Even after accounting for other relevant factors, people in neighborhoods with higher crime rates are slightly more fearful about crime. While crime fears also vary along demographic lines and victimization experiences, scholars have emphasized the robust effects of social environment as drivers of crime fears. Collective efficacy — the perceived social cohesion of a neighborhood and the willingness of neighbors to intervene on others’ behalf — is a strong predictor of lower crime fears, whereas the perceived level of disorder (e.g. vandalism) is associated with greater fear.
Scholars have noted that popular discourse around crime has revolved around talk of “random violence,” which deemphasizes patterns of crime and victimization and focuses on the claim that everyone is equally at risk.
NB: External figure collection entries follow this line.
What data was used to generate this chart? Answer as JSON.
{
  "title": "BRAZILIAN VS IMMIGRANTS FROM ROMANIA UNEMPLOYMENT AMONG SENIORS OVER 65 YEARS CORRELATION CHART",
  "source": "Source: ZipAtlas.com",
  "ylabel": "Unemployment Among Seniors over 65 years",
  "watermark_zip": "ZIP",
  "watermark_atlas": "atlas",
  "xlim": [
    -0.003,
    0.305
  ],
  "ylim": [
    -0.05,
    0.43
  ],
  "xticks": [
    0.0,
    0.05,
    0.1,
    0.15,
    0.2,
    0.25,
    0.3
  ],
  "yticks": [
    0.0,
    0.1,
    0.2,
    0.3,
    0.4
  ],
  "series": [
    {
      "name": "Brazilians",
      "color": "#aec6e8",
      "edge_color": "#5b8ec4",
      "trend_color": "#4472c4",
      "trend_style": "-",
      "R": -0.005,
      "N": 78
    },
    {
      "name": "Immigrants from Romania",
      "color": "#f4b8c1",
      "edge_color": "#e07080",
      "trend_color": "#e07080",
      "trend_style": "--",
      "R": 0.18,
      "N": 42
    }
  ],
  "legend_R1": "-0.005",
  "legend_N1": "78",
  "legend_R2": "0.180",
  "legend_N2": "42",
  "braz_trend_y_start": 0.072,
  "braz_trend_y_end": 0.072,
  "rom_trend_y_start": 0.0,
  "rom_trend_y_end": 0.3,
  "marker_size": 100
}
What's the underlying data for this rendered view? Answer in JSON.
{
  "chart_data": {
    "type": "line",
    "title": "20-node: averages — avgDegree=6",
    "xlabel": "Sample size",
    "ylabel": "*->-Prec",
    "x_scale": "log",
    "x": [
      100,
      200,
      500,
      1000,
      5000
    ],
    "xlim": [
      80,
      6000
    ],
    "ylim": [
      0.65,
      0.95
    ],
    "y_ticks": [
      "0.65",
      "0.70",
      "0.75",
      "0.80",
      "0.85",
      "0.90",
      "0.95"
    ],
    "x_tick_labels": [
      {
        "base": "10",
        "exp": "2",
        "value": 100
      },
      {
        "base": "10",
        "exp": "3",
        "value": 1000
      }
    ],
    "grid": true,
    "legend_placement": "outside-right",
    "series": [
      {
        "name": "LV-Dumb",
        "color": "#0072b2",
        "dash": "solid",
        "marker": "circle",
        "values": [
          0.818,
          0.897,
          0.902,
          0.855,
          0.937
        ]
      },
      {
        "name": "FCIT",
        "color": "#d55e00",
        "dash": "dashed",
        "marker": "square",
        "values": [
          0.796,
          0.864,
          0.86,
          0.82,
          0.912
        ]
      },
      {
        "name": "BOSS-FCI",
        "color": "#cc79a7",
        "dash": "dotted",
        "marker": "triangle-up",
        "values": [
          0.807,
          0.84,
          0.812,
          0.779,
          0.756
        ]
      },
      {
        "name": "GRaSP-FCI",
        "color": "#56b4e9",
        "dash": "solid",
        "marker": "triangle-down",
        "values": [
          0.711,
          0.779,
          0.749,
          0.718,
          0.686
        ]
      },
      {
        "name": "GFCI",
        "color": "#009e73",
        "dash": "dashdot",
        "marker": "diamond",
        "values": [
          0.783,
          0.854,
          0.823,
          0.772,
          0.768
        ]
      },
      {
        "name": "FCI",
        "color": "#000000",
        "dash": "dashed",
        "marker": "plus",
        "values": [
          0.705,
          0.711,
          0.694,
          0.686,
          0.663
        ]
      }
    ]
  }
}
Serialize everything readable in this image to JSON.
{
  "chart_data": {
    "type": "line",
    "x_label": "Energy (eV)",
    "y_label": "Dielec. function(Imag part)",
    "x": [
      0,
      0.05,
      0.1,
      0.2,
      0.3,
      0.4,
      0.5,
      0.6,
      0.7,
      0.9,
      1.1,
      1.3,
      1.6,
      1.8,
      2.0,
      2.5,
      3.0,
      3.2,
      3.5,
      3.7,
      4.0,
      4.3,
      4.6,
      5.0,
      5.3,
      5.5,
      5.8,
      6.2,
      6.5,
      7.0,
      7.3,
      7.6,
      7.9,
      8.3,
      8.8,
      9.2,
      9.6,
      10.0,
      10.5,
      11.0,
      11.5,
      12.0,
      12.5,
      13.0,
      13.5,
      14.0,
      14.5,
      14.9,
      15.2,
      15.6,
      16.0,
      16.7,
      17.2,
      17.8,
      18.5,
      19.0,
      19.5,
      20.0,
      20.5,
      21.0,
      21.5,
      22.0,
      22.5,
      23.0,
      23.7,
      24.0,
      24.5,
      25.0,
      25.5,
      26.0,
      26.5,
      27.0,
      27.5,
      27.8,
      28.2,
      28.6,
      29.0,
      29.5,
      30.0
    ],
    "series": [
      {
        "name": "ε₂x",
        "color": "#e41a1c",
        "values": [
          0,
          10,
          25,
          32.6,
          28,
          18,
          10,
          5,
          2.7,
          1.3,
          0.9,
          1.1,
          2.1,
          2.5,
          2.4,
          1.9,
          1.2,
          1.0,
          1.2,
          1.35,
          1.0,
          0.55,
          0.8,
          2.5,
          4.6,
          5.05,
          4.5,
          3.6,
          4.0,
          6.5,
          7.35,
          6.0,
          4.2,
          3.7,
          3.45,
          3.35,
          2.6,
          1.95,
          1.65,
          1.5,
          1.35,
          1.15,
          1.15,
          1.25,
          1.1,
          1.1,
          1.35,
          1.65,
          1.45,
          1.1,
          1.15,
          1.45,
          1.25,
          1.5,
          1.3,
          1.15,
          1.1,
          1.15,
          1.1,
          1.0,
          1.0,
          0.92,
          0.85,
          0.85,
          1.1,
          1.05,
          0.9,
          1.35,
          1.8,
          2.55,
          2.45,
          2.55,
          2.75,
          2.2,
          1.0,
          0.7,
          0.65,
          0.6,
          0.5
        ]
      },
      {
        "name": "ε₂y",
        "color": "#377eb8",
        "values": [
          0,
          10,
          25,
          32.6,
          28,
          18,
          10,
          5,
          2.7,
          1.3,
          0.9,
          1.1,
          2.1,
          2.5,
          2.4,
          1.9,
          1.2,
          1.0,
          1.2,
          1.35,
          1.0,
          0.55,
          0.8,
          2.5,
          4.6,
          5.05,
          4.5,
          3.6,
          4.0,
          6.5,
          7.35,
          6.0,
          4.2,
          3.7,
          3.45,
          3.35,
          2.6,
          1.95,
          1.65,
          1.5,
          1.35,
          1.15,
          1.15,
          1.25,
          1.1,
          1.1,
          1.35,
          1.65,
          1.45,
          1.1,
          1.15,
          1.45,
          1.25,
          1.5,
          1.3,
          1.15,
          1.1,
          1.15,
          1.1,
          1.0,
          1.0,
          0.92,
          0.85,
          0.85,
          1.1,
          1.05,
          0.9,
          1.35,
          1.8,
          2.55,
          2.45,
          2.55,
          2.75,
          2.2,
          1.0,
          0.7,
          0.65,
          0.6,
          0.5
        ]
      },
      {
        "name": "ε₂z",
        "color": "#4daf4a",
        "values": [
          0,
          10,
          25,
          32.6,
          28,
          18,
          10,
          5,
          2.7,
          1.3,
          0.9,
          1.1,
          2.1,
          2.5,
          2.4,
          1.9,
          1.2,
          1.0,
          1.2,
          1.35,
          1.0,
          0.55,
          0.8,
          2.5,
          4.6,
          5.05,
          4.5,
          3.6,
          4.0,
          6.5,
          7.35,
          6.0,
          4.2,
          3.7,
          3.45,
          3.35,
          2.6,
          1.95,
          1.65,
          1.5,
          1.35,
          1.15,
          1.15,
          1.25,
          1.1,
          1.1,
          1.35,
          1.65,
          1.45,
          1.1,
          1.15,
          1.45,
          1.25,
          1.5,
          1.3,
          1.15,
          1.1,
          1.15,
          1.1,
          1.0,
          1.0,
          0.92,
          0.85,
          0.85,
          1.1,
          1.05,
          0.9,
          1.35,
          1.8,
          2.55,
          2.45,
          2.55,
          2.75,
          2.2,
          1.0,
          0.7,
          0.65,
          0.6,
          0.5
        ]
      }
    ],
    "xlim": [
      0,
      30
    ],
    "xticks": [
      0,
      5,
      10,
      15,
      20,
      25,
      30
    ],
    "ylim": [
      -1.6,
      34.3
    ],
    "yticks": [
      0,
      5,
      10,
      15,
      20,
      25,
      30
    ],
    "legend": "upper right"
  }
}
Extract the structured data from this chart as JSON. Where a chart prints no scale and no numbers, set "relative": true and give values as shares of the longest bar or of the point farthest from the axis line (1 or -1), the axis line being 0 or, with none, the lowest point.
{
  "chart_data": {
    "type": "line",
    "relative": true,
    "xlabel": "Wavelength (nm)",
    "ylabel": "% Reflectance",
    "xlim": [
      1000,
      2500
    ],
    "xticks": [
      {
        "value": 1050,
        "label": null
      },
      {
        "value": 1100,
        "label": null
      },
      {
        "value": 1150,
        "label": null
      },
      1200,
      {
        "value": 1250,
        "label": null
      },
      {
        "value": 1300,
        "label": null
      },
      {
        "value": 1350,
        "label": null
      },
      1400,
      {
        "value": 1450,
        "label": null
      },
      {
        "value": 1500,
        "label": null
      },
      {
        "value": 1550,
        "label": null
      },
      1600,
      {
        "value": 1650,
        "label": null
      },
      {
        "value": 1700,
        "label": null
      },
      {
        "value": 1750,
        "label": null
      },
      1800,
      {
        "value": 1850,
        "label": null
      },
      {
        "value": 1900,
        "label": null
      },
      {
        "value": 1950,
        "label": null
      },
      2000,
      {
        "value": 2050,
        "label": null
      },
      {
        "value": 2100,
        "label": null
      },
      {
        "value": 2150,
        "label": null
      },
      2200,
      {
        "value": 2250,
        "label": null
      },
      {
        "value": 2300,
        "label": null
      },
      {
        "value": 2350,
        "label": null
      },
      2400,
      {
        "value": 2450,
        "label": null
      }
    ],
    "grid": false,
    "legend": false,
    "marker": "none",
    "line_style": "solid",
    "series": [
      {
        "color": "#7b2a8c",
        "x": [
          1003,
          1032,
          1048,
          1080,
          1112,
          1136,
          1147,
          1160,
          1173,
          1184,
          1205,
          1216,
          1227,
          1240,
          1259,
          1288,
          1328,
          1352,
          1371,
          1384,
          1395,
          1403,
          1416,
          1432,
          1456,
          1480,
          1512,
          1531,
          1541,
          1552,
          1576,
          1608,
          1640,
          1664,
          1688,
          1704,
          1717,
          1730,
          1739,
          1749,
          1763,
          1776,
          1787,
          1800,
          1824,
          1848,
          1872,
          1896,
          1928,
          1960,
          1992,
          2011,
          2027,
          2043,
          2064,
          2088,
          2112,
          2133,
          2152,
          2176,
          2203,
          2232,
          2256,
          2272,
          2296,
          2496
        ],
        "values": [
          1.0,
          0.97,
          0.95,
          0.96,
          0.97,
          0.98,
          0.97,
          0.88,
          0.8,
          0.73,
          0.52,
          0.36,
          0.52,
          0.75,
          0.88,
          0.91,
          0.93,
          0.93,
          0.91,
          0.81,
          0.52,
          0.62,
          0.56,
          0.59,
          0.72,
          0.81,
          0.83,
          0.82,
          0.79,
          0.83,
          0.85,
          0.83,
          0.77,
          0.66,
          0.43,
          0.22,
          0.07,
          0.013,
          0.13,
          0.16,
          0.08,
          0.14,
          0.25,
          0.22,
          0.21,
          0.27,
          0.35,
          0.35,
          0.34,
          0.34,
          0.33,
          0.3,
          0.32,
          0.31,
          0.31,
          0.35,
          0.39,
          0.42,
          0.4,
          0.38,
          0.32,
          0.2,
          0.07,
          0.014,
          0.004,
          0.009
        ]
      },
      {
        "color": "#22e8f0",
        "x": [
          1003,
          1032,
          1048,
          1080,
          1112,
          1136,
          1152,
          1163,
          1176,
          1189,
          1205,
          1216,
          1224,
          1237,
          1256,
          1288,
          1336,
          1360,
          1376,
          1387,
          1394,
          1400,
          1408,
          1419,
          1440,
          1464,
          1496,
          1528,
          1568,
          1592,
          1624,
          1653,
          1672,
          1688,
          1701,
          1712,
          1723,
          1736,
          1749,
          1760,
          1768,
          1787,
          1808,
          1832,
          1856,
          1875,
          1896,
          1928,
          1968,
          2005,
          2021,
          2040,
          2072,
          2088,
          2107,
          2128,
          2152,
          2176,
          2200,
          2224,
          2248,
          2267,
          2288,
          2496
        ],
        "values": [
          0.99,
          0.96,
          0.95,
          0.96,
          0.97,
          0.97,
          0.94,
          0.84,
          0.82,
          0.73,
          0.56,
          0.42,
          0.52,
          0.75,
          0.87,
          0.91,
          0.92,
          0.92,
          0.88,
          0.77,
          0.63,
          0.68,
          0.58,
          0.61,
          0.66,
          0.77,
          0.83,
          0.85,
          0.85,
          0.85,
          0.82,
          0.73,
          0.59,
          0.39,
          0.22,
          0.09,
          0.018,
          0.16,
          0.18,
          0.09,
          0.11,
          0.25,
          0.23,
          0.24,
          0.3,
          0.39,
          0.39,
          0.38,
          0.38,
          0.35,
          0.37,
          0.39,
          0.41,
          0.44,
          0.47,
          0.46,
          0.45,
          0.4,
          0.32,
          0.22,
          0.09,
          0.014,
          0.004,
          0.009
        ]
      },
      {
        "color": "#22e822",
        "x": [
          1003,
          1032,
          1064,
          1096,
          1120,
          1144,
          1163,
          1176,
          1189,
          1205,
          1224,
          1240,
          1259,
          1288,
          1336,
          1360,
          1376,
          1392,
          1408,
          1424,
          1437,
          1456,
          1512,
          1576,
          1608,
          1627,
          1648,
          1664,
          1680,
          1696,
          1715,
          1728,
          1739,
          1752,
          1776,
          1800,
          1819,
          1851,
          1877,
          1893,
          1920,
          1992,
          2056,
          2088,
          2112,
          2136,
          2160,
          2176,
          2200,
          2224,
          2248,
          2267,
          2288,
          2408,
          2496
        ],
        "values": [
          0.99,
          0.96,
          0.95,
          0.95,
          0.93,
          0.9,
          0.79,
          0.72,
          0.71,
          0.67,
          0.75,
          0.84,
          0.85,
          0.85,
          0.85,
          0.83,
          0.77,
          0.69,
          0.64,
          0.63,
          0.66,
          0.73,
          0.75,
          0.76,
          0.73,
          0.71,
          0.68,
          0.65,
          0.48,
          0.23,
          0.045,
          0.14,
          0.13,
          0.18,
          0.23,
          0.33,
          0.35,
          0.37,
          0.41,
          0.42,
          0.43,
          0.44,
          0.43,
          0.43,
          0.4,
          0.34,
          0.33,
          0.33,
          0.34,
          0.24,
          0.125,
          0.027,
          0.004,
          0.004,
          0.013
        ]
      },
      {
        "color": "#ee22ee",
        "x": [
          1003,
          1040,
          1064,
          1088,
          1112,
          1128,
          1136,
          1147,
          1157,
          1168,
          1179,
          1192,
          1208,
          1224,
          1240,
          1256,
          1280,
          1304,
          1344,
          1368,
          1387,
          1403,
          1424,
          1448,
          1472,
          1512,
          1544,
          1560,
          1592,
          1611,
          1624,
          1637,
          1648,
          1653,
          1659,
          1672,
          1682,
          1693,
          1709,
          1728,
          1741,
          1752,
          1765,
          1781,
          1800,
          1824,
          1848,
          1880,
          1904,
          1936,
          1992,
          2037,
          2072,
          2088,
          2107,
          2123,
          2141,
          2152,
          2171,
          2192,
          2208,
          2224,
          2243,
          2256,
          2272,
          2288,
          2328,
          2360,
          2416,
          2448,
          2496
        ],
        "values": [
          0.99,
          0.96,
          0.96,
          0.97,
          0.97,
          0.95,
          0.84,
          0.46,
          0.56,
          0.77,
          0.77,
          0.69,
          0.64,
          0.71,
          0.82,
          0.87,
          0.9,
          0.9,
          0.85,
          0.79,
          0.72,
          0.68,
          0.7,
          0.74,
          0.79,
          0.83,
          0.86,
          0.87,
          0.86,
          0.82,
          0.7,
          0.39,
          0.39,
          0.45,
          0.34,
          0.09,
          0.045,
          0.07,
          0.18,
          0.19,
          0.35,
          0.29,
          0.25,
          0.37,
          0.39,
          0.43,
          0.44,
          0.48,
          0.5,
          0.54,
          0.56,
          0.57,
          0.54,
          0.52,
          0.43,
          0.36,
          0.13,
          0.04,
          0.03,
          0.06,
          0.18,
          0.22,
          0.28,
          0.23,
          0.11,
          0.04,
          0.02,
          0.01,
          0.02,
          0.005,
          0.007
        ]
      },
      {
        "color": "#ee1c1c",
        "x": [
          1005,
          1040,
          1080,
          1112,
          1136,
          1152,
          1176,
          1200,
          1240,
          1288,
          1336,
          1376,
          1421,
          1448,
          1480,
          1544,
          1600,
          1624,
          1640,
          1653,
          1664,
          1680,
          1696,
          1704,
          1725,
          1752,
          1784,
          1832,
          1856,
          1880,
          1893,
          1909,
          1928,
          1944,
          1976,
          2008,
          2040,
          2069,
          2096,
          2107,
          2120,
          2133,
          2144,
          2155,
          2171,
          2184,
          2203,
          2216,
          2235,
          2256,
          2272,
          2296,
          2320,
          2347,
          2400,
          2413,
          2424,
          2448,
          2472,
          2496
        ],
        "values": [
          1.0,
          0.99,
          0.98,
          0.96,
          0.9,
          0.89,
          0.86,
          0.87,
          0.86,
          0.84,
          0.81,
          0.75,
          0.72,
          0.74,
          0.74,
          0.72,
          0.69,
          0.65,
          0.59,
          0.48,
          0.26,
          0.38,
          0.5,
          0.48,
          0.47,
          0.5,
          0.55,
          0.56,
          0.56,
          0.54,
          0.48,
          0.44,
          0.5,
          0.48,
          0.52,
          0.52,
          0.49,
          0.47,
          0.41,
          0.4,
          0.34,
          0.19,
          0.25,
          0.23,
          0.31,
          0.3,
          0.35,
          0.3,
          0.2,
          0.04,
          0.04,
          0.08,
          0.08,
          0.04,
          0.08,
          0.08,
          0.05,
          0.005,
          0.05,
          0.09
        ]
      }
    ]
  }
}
This rhetoric maximizes public concern and favors policy strategies that include individual law enforcement tactics (“tough on crime”) as opposed to changes in structural conditions (e.g. neighborhood dynamics, class) that are correlated to crime and victimization.
Research on the relationship between fear of crime and the emergence of “get tough on crime” policies explores whether the origins of the punitive turn in crime control resulted from the general public’s fear of crime rates or political strategies that influence the public’s perceptions of crime. Some scholars have found that, in combination with increased media coverage, political initiatives surrounding crime (and not actual crime rates) fostered increasing public concern about crime and drugs during the 1960s and 80s.
Others have recently challenged this notion, arguing that punitive public sentiment is what motivated policymakers to develop tough on crime policies. Regardless of this “chicken and egg” dilemma, crime issues developed into a key political strategy. This “governing through crime” expands racial divisions rather than increasing security for American citizens. The concentration of mass incarceration in impoverished minority communities is evidence enough that crime as a political strategy has important repercussions for American notions of equality and liberty for all.